Calcium in der Schwangerschaft: Cochrane Review
Hintergrund
Bluthochdruckerkrankungen in der Schwangerschaft, insbesondere die Präeklampsie, stellen eine Hauptursache für mütterliche und neonatale Morbidität und Mortalität dar. Bisher gibt es außer der vorzeitigen Entbindung keine kausale Therapie für die Präeklampsie.
Historisch wurde vermutet, dass eine Calciumsupplementierung den Blutdruck senken und somit schwangerschaftsinduzierten Hypertonien vorbeugen könnte. Calcium ist kostengünstig, breit verfügbar und gilt als sicher für Mutter und Kind.
Ein aktueller systematischer Cochrane Review (2025) untersuchte nun die Wirksamkeit der Calciumgabe.
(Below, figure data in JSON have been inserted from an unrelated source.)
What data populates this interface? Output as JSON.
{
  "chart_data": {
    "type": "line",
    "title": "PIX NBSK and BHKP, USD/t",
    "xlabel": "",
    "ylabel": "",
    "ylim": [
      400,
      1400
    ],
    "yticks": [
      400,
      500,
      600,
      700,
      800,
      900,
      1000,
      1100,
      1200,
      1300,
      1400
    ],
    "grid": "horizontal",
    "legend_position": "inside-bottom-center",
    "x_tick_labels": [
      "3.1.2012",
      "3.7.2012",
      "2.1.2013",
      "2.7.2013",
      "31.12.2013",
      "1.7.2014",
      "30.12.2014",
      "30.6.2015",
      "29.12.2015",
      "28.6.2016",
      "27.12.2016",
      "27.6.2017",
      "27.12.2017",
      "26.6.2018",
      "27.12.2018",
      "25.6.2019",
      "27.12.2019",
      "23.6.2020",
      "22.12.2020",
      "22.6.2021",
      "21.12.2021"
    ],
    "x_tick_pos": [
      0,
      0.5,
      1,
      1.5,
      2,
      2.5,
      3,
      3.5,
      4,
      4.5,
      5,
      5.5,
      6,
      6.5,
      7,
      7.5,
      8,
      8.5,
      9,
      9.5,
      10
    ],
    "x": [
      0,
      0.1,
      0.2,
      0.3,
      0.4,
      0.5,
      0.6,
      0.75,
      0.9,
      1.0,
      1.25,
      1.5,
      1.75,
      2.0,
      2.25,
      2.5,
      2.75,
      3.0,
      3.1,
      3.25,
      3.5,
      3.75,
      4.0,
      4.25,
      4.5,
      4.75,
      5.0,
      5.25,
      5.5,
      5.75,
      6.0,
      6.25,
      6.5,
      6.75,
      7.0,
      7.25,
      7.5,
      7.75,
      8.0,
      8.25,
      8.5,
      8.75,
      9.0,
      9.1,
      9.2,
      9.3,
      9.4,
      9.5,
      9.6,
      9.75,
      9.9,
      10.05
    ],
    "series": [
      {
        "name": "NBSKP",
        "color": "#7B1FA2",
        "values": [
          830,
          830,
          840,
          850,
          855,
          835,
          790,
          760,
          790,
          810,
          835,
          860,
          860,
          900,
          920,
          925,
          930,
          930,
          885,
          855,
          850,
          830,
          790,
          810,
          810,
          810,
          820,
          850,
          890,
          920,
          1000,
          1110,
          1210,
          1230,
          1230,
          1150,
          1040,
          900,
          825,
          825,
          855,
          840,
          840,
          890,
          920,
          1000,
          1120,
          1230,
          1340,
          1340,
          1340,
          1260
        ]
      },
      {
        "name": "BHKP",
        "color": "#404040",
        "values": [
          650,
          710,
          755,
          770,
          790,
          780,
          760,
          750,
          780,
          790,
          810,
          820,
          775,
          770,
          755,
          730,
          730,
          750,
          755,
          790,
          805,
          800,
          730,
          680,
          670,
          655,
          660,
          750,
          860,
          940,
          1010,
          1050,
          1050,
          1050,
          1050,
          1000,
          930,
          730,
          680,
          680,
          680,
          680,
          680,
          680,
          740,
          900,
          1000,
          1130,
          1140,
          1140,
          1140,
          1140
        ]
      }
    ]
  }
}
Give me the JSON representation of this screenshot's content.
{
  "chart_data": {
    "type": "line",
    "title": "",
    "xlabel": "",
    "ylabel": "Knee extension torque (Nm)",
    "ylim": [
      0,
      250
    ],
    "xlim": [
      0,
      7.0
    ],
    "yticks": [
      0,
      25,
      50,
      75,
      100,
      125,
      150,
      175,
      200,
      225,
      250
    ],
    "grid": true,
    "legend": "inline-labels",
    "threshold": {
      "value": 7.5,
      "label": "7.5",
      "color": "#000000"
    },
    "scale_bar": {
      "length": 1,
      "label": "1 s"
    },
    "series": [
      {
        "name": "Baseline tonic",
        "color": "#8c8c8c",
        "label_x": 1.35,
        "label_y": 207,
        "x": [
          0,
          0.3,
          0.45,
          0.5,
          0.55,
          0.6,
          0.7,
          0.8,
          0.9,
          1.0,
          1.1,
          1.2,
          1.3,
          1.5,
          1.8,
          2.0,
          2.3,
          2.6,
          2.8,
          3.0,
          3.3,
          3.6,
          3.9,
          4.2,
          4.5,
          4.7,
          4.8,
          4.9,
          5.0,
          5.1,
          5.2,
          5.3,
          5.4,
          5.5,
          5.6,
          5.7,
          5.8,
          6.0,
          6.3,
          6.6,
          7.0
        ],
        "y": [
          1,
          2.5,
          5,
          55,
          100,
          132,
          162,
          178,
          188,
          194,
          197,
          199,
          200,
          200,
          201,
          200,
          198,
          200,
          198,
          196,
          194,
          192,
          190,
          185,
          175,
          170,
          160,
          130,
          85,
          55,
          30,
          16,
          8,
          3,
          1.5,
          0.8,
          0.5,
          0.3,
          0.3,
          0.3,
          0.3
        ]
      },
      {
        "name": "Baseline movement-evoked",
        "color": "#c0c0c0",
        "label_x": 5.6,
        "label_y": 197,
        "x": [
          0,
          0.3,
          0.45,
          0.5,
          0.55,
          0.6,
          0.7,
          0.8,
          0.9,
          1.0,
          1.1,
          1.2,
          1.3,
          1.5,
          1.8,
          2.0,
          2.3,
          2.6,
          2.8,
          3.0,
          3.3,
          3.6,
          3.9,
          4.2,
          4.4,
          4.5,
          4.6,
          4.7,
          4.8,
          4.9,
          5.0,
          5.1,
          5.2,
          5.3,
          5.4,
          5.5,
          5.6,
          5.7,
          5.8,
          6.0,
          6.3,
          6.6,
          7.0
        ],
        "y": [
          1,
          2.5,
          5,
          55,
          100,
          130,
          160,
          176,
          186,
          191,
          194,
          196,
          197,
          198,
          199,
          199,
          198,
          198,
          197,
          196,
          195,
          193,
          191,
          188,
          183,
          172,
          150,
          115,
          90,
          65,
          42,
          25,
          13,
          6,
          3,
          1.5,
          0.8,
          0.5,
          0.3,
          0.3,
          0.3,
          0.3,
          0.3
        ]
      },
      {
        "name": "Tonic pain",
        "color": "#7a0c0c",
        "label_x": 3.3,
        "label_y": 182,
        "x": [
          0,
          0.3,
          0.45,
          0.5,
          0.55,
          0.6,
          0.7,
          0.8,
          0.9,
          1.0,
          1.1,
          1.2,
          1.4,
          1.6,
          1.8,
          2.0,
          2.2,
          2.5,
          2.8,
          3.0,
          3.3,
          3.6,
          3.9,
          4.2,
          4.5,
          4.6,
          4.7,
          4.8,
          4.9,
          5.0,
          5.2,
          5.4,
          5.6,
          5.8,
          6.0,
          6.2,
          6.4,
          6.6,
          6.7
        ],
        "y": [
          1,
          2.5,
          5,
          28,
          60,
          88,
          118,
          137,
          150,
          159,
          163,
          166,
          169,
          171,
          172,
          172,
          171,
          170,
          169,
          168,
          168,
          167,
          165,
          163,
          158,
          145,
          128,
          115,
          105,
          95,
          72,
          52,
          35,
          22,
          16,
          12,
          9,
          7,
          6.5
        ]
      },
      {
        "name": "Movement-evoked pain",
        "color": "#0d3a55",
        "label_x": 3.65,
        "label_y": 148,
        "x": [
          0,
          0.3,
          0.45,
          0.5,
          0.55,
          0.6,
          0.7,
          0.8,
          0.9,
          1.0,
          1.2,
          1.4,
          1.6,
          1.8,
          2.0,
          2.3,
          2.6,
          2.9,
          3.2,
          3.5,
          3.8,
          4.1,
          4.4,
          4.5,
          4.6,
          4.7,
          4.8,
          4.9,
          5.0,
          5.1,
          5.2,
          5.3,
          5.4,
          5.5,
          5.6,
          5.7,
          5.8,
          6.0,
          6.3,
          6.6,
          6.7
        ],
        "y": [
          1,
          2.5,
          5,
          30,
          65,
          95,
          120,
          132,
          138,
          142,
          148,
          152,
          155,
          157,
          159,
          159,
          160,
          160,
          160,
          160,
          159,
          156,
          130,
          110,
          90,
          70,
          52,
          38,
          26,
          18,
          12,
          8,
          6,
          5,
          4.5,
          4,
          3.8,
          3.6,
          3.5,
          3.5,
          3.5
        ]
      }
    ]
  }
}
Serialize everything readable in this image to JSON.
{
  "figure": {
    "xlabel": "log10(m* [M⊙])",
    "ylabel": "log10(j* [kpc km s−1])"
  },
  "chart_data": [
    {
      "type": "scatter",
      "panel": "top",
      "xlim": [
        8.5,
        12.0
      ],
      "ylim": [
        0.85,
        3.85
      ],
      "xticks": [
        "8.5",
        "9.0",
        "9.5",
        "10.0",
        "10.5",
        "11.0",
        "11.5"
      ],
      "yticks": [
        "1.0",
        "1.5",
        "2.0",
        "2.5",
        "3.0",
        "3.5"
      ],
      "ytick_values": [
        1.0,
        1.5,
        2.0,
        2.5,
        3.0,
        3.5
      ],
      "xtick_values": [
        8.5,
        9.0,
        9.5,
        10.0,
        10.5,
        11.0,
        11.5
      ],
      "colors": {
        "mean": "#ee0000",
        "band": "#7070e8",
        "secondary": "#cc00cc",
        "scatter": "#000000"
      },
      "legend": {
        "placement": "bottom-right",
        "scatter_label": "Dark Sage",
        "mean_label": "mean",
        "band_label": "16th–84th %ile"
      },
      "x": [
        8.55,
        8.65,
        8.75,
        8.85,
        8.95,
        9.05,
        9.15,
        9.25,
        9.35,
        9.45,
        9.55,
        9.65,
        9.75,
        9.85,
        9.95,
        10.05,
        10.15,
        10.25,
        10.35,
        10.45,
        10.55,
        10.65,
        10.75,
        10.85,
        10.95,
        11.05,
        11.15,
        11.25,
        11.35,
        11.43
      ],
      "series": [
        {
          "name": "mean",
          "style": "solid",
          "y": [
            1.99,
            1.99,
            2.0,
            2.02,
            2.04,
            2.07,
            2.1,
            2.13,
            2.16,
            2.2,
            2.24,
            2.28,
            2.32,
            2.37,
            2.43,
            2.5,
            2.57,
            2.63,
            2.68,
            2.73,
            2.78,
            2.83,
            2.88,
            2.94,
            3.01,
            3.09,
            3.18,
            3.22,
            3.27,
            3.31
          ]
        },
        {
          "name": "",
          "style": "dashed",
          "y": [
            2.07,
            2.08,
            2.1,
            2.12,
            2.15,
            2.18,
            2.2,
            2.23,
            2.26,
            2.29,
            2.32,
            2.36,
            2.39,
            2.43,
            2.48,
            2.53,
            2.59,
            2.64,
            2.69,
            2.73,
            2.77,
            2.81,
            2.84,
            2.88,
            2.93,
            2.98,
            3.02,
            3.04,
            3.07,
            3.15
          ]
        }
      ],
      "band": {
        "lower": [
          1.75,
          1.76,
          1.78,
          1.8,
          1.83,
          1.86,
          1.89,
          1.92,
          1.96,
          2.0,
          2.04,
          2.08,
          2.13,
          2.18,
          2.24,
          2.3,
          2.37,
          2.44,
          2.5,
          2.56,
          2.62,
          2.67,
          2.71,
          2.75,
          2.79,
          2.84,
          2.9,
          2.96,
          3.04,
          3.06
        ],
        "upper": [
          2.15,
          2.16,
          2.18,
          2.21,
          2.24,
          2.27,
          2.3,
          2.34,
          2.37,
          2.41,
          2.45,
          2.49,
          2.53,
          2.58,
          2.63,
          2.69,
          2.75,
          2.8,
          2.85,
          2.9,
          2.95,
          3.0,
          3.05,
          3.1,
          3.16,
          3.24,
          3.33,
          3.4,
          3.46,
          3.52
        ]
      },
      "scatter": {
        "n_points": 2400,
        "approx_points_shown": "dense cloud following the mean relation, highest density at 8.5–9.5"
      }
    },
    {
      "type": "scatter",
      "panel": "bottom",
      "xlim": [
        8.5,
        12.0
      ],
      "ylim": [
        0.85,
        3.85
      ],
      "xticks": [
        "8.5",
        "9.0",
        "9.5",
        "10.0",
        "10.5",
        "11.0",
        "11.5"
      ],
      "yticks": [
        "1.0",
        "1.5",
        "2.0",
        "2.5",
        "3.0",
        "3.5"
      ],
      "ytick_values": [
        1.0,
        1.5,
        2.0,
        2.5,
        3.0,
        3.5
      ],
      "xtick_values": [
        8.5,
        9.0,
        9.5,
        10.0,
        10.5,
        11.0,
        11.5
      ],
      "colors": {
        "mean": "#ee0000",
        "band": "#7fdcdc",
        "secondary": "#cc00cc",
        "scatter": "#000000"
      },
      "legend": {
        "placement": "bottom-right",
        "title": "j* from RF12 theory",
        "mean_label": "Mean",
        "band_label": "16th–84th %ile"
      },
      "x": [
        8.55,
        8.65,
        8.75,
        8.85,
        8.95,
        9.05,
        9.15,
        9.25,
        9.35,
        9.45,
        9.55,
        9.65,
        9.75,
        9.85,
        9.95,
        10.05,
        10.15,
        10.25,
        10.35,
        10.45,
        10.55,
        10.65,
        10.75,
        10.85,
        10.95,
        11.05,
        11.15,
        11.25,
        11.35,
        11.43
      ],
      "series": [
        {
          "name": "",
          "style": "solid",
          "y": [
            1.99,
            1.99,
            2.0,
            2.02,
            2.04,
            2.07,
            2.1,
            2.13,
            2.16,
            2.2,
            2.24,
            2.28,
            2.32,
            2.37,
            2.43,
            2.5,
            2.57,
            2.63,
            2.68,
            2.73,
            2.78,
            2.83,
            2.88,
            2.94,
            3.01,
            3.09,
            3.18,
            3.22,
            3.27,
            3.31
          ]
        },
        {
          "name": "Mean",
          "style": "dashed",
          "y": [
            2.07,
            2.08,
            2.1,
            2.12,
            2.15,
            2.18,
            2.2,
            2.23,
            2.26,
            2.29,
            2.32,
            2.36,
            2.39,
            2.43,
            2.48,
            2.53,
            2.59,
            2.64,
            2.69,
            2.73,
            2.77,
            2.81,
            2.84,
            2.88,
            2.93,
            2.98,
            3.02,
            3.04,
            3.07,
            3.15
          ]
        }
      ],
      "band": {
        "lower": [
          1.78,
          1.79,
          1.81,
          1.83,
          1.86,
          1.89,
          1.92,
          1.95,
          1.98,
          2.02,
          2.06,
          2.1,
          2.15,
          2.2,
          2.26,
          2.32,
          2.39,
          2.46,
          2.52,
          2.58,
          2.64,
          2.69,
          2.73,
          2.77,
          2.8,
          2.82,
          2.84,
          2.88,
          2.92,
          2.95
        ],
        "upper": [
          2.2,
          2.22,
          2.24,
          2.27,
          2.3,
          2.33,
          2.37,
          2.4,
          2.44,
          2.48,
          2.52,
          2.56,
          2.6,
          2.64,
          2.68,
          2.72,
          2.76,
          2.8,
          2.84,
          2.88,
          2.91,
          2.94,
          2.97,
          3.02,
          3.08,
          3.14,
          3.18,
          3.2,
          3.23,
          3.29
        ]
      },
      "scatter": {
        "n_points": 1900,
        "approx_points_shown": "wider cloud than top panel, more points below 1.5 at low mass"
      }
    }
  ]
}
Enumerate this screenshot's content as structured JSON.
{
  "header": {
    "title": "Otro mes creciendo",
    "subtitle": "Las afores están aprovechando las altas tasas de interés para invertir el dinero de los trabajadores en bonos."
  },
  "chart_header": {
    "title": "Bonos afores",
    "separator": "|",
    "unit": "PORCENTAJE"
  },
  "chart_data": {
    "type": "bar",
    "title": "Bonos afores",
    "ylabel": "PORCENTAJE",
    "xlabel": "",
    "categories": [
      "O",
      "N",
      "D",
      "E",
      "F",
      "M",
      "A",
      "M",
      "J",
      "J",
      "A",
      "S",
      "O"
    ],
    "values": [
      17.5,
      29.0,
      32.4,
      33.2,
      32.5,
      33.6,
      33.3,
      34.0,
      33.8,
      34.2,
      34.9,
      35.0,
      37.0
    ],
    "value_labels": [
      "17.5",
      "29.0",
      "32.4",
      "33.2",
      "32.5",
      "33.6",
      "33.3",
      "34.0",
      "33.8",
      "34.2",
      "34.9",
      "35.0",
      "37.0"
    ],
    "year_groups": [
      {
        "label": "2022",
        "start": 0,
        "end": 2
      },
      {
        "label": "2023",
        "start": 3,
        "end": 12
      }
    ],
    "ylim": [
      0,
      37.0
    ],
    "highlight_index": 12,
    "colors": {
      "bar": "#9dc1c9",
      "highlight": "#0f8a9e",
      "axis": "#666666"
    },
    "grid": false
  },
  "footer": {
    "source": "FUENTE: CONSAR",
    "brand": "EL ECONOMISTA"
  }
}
Dabei wurden sowohl Vergleiche mit Placebo als auch unterschiedliche Dosierungsstrategien analysiert.
Empfehlungen
Calcium im Vergleich zu Placebo
Laut Review zeigt die Evidenz, dass eine Calciumgabe im Vergleich zu Placebo wahrscheinlich keinen oder nur einen minimalen Einfluss auf das Auftreten einer Präeklampsie hat.
Bei der Betrachtung großer Studien mit über 500 Teilnehmerinnen bestätigte sich dieses Ergebnis mit hoher Evidenzsicherheit.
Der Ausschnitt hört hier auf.